第12章 新人
云いたいことを云い終わったのか。
紬は漸く本題に入った。
「で?早朝から何の仕事だったの?」
「ああ…『例』のヤクの取引と思われる現場を押さえにな」
「ふーん。で、結果は?」
「…白」
「無駄足?それとも違うブツ?」
「後者」
「モノは?」
「『楽園』」
「また随分と珍しい種を」
「ああ。しかも買取り人は一般人の餓鬼ときた。『ネットで見て、興味が湧いたから』だとよ」
「ふーん」
「中原幹部!太宰幹部も丁度良いところに!」
紬が相槌を打ったのと同じタイミングで2人を呼び止める声が掛かった。
新人だろうか。2人は足を止めて同い年程の男の方を見やった。
「首領がお呼びです」
「あ?俺は今、報告に行ったばかりだぞ?」
「私も用なんか無いけど」
「いやっ!首領は太宰幹部に用があるようでして、その為に中原幹部を呼んできて欲しいと……仰せ遣いまして……」
「「……。」」
云いにくそうに言葉を紡いだ男から視線を外し、睨み合う双黒。
「ほらみろ。勝手に手前ェの面倒係にされちまってるんだよ。判るかァ!?俺の苦労が!」
「冗談でしょ。何を如何すれば中也が私の面倒を見るなんて立場になるんだい?普通、反対でしょ?は・ん・た・い!」
「何が反対だ!俺が手前ェに面倒みてもらったことなんかあったか!?あぁ!?」
「いっぱい有るでしょ!酒の飲み過ぎで手に終えなくなって困り果てた部下達に呼び出された回数なんて、この指の数じゃあ足りないくらいだよ!」
「それは仕事に関係無ェだろーが!」
ヒュッ!!
素早く回し蹴りを繰り出しながら叫ぶ中也。
その攻撃をヒラリと交わして頭に手を当てる紬。
「はあ、やだやだ。こんなに単純な中也に管理されてるなんて心外だ。

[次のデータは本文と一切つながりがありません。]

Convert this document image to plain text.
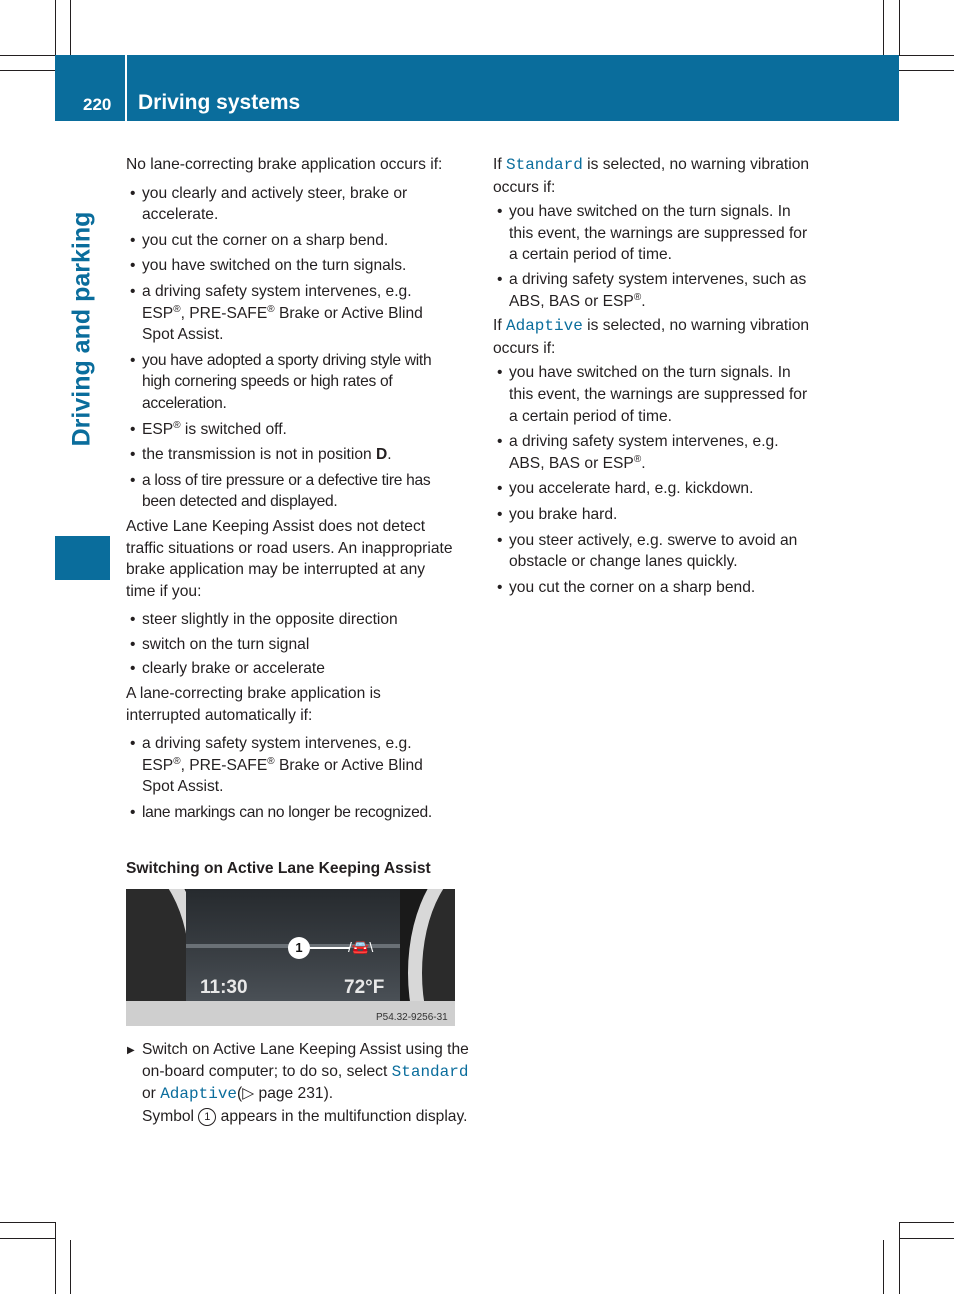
220 Driving systems
Driving and parking

No lane-correcting brake application occurs if:

• you clearly and actively steer, brake or accelerate.
• you cut the corner on a sharp bend.
• you have switched on the turn signals.
• a driving safety system intervenes, e.g. ESP®, PRE-SAFE® Brake or Active Blind Spot Assist.
• you have adopted a sporty driving style with high cornering speeds or high rates of acceleration.
• ESP® is switched off.
• the transmission is not in position D.
• a loss of tire pressure or a defective tire has been detected and displayed.

Active Lane Keeping Assist does not detect traffic situations or road users. An inappropriate brake application may be interrupted at any time if you:

• steer slightly in the opposite direction
• switch on the turn signal
• clearly brake or accelerate

A lane-correcting brake application is interrupted automatically if:

• a driving safety system intervenes, e.g. ESP®, PRE-SAFE® Brake or Active Blind Spot Assist.
• lane markings can no longer be recognized.
Switching on Active Lane Keeping Assist
1	/🚘\
11:30	72°F
P54.32-9256-31
▶ Switch on Active Lane Keeping Assist using the on-board computer; to do so, select Standard or Adaptive(▷ page 231).
Symbol 1 appears in the multifunction display.

If Standard is selected, no warning vibration occurs if:

• you have switched on the turn signals. In this event, the warnings are suppressed for a certain period of time.
• a driving safety system intervenes, such as ABS, BAS or ESP®.

If Adaptive is selected, no warning vibration occurs if:

• you have switched on the turn signals. In this event, the warnings are suppressed for a certain period of time.
• a driving safety system intervenes, e.g. ABS, BAS or ESP®.
• you accelerate hard, e.g. kickdown.
• you brake hard.
• you steer actively, e.g. swerve to avoid an obstacle or change lanes quickly.
• you cut the corner on a sharp bend.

やる気無くしたから帰ろう」
「元々、遣る気なんざ持ち合わせちゃいねェだろーが手前は!って、一寸待て!本気で帰ろうとすんじゃねぇよ!」
「痛ぁ!!離し給えよ!行きたくないってばあ!」
ガシッと紬の首根っこを掴むことに成功した中也は、じたばたと抵抗する紬を引き摺って!首領がいる部屋へ向かって歩き出した。
「……。」
静けさが戻った通路。
伝令係の男は「中原幹部が一緒で良かった」と安堵の息を吐いて、自分の持ち場へと戻ったのだった。